Le corps est mince, délicat sans rondeur ou musculature excessive. Le cygne est au centre du tableau, installé entre les jambes de Léda comme pendant un acte amoureux. Le cou de l'animal glisse entre les seins de la jeune femme, son bec caresse le visage de Léda. Un autre cygne s'envole, un autre tente de toucher une jeune femme à droite.
 
Paul Prosper Tillier, Léda et le cygne 1890
Paul Prosper Tillier dessine une Léda allongée au bord de l’eau, qui repousse mollement les avances du cygne. 
Comme dans les autres tableaux sur ce thème, le contenu érotique et sexuel est présent. 
Tiller représente un courant de la peinture occidentale à la fin de 19ème siècle. Une peinture réaliste, figurative, qui imite la photographie.
L’animal déploie ses ailes dans un geste d’étreinte, Léda repousse ses avances sans conviction excessive.
Dali, Leda Atomica, Musée Dali, Figueres, Espagne.
Après le bombardement d’Hiroshima, Dali peint cette toile en 1949. Dans un style réaliste, aux couleurs froides, Léda porte le visage de Gala, alors la femme de Dali. 
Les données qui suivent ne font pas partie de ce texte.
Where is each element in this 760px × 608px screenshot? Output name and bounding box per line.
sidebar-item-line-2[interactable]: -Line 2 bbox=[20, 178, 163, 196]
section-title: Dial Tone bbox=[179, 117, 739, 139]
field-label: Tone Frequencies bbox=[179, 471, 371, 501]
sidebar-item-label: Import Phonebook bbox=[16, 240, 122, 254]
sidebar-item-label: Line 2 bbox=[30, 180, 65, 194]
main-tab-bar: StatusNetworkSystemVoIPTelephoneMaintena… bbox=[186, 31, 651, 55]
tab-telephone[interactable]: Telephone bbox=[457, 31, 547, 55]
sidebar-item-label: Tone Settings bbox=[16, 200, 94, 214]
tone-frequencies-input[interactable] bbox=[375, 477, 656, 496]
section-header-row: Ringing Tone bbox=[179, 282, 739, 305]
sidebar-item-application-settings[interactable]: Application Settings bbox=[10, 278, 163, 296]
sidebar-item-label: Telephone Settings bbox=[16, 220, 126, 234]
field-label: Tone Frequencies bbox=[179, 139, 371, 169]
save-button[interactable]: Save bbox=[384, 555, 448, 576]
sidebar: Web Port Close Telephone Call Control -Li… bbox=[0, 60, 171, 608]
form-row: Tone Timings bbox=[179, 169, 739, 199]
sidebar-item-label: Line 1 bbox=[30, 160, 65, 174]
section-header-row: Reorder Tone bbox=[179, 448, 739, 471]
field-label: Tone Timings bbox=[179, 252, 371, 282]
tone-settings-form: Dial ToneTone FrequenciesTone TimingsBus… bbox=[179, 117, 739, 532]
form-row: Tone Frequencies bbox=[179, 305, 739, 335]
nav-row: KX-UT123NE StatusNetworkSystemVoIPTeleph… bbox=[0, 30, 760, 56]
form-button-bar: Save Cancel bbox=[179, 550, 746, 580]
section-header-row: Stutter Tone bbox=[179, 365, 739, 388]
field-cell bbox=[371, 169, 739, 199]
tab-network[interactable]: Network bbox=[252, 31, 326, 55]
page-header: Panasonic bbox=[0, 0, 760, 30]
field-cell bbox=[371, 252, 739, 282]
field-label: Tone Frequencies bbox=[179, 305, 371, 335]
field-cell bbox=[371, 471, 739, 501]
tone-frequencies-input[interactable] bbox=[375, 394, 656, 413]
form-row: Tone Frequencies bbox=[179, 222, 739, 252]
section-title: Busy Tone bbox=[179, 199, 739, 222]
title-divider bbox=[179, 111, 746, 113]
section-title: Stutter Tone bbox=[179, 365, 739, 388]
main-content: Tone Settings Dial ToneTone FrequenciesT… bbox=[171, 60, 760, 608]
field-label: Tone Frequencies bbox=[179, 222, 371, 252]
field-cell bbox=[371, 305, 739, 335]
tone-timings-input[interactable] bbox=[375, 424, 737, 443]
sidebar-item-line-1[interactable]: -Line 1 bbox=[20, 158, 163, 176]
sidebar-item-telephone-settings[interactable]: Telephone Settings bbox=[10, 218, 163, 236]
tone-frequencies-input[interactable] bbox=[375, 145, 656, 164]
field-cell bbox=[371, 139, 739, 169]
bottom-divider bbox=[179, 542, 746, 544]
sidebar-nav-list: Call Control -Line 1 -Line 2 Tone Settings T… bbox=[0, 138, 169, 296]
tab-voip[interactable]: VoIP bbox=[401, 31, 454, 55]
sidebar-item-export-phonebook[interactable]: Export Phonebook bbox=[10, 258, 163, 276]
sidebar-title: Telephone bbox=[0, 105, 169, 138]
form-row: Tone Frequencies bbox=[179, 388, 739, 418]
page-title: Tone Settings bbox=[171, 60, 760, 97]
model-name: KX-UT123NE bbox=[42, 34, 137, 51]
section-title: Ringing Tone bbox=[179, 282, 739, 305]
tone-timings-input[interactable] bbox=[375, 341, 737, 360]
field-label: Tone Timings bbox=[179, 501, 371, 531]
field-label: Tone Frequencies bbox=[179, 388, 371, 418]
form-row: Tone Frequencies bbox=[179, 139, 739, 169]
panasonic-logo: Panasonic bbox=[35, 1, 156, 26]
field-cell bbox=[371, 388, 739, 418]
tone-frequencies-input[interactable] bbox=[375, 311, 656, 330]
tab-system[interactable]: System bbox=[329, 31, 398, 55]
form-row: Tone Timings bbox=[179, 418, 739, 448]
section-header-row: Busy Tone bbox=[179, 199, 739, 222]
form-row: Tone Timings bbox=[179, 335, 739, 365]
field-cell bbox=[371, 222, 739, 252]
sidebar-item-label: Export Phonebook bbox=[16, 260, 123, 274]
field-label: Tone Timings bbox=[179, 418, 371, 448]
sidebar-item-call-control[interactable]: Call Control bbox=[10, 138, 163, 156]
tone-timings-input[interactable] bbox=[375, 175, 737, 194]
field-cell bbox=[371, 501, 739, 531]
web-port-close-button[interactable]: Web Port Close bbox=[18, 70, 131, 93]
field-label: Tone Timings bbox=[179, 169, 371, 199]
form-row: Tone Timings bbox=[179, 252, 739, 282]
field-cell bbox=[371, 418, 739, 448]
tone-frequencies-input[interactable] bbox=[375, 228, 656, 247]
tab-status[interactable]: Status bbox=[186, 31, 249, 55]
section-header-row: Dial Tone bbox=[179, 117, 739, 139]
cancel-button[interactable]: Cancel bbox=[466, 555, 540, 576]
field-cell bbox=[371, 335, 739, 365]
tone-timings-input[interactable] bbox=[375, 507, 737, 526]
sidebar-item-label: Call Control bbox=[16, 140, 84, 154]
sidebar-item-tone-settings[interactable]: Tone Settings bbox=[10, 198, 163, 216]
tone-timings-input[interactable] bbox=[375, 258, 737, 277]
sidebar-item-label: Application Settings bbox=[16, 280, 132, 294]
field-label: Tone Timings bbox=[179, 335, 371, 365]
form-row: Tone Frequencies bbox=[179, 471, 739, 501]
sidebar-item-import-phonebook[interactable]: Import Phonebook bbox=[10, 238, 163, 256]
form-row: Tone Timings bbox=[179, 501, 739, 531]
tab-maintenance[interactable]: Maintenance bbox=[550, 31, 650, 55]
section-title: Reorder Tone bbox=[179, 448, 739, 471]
Assise sur un socle, les jambes reposant sur des marches, pieds flottant dans l’air, elle caresse la tête du cygne dont les ailes l’entourent Elle flotte comme les autres objets flottent en lévitation devant une mer bleu. 
Léda est entourée d'un halo lumineux, elle porte une alliance. 
La lévitation de Léda et du cygne pour montrer la transe amoureuse, l'extase de la rencontre des amants. 
Coquilles d’œuf - symbole de vie, une référence au cygne, à la mythologie, équerre formant le A d’Atome.
Cézanne, Léda et le cygne, 1800, Fondation Barnes
 
Il suffit de voir quelques tableaux pour identifier son style.
 
Chez Cézanne, on voit les traces du pinceau, les limites des couleurs, les impressions avant tout comme il disait. 
 
Cette fois, le cygne pince la main de Léda, comme une invitation, un rappel, comme un signe de désir. La position de Léda est ambiguë, entre attente et hésitation.